The counsel for accused contented that Muslim law allows a minor to get married after attaining puberty and, therefore, no offence was made out.
Rejecting this argument, the Court held that since the POCSO Act is a special law, it would overrule the personal law.
However, the Court also opined that the minor girl was capable of understanding the consequences of her decisions. It further said that even though the girl said she had objected to the solemnisation of her marriage, there was no prima facie evidence to show that the marriage was without her consent.
In light of this, bench granted bail to man with conditions stating,
"Considering the relationship of marriage, in my considered opinion, there is no impediment for admitting the petitioner on bail (sic).
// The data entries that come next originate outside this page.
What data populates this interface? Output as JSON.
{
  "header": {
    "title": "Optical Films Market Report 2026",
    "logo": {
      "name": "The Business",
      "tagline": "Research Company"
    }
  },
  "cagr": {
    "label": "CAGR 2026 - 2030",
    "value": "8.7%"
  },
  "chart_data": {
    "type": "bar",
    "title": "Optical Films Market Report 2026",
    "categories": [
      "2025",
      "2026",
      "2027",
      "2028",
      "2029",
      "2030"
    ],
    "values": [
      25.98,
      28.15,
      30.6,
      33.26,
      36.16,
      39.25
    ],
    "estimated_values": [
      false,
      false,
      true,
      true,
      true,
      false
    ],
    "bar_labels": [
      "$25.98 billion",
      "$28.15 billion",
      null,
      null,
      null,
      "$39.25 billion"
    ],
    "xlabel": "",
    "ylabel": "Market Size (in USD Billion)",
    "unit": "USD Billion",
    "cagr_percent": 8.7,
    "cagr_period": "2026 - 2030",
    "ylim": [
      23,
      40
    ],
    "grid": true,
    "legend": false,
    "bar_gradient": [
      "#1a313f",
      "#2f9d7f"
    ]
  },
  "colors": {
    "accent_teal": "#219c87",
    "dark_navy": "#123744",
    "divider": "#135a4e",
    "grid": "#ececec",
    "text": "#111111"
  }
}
Further victim being pregnant, requires proper support and petitioner can take care of his wife (sic)."
The applicant was represented by advocate Basavanna MD and the State was represented by advocate K Nageshwarappa
The legal issue involved in this case has seen conflicting judgments.
Recently, the Punjab and Haryana High Court had held that a Muslim girl on attaining 15 years of age can marry a person of her choice and that such a marriage would not be void under the Prohibition of Child Marriage (PCM) Act.
Similarly, the Delhi High Court also held that according to Muslim law, a minor girl who has attained puberty can marry without the consent of her parents and has the right to reside with her husband. In such cases, when physical intercourse happens only after the wedlock, offences under the POCSO Act will not be attracted, it had held.
A similar judgment was delivered by the Punjab High Court which has been challenged before the Supreme Court by the National Commission for the Protection of Child Rights (NCPCR).
In its appeal, the NCPCR has stated that the the ruling was in contravention of the PCM Act and the POCSO Act as it effectively allowed child marriage and sexual intercourse with children.